Thursday, 21 August 2014

About Being a Mercenary (a.k.a Ronin)

Bismillah

Beberapa bulan terakhir saya sering membayangkan jika menjadi mercenary, alias tentara bayaran. Kata mercenary sendiri berasal dari bahasa Latin, mercenarius atau merces yang artinya lebih ke "reward". Jadi, seorang mercenary sebetulnya hanya bekerja berdasarkan reward sahaja. Tanpa nationality, tanpa identitas, tanpa ada loyalisme. Murni karena uang, dan tidak lebih dari itu.

Seorang Ronin pun setali tiga uang atau sedolar ceban alias kurang lebih sama.

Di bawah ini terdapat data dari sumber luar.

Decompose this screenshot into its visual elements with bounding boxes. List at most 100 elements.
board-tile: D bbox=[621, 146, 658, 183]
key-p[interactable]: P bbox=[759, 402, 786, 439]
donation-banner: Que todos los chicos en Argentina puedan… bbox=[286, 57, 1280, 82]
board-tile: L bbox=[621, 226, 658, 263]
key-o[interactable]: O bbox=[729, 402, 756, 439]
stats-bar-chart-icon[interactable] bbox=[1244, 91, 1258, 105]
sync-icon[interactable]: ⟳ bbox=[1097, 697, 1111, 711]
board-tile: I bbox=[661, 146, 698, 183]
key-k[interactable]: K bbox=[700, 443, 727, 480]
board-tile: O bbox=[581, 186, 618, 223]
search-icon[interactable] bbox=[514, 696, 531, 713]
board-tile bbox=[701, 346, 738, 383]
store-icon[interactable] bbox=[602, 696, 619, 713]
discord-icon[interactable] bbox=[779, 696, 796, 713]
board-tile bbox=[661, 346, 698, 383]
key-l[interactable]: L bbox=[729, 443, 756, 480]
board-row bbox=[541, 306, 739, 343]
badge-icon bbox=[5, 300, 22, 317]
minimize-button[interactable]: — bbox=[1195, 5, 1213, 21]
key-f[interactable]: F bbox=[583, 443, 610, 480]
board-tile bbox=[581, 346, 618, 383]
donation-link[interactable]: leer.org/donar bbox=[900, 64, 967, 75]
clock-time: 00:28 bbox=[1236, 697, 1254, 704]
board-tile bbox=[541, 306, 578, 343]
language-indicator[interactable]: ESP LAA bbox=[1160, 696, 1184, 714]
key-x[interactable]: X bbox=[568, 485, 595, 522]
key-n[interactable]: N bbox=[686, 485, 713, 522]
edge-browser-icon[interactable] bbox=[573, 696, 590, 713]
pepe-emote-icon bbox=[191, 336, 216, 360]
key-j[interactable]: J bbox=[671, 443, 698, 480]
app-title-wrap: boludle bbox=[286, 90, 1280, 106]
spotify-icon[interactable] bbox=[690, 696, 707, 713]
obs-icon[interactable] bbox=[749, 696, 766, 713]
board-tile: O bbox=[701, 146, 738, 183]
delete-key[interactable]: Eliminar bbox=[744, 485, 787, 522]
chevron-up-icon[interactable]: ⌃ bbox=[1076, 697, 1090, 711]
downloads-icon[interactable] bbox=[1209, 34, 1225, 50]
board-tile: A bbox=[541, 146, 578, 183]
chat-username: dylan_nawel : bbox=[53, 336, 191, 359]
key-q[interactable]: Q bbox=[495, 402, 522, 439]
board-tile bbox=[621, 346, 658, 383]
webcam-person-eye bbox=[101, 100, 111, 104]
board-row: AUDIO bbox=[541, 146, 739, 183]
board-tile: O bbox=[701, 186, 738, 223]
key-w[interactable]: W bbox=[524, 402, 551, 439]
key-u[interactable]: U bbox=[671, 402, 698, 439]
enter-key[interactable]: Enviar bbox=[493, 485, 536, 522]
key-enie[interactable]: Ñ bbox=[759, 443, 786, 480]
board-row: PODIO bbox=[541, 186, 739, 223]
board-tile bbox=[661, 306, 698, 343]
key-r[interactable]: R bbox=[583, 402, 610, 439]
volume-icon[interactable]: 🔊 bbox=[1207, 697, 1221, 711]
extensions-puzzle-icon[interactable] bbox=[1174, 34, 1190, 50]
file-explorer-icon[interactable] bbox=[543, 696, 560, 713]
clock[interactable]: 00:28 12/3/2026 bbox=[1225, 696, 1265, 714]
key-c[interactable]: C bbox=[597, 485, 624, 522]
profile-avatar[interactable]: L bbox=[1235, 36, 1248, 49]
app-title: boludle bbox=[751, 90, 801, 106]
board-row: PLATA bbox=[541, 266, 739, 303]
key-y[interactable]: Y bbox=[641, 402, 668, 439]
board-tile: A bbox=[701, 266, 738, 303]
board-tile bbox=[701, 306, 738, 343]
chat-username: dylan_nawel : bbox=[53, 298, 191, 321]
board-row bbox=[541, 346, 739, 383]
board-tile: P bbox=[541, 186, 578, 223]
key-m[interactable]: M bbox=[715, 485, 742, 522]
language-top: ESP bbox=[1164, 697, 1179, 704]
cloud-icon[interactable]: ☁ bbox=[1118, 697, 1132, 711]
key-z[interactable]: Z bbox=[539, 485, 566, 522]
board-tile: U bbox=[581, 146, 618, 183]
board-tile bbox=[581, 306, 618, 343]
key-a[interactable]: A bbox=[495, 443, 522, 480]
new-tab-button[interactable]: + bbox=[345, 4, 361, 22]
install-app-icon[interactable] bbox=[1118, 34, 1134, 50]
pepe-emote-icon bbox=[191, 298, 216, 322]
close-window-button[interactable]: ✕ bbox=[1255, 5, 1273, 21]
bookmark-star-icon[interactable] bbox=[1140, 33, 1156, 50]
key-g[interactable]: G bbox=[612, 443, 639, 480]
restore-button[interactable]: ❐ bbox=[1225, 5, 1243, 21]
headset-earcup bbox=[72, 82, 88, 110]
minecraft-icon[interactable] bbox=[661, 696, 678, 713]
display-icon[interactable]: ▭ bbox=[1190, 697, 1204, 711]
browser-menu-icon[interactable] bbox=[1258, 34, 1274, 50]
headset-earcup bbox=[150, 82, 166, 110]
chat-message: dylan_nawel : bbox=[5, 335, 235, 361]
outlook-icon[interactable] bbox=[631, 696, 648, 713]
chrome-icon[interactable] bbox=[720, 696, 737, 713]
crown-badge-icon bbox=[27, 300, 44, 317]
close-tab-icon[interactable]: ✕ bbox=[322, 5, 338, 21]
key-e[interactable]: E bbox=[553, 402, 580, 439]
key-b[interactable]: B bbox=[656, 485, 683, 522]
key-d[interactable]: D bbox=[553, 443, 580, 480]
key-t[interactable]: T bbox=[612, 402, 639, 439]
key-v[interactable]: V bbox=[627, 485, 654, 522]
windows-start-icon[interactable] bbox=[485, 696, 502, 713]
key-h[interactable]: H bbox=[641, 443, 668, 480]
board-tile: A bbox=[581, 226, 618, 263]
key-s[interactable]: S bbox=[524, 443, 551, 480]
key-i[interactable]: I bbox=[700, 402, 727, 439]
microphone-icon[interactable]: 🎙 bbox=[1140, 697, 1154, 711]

Ronin merupakan samurai yang "terjebak" dalam status ketidakjelasan karena masternya mati atau tak lagi menjadi pemilik tanah. Kehidupan tanpa Tuan inilah yang menimbulkan dilema bagi samurai. Sebagian samurai memilih untuk, sebagaimana kode etik para samurai, bunuh diri dengan merobek perut atau lazim disebut hara-kiri (seppuku). Namun samurai yang memilih untuk melanjutkan hidup, walau diiringi rasa malu, tumbuh menjadi ronin. Samurai tanpa majikan.

Pada zaman zengoku, hubungan antara seorang samurai dan tuannya tak begitu dekat. Keadaan ini membuat seorang samurai bisa saja menjadi ronin karena pilihannya sendiri, misalnya hanya karena alasan situasi kerja yang tak memuaskan. Di Jepang zaman sekarang, seseorang yang lulus SMU namun tidak lulus masuk perguruan tinggi manapun juga diberi metafor ronin.

Ada satu hal yang spesial dari mercenaries dan ronin : they are damn good at what they do. Namun mereka tak mau terikat aturan dari siapapun. Mereka tidak mau menjadi pesuruh, dan membuat jalannya sendiri. Mungkin mereka bosan dicacimaki, dianggap tak becus, atau merasa harga dirinya dilecehkan. Adalah shahih bila pada akhirnya mereka memilih jalan hidup sendiri.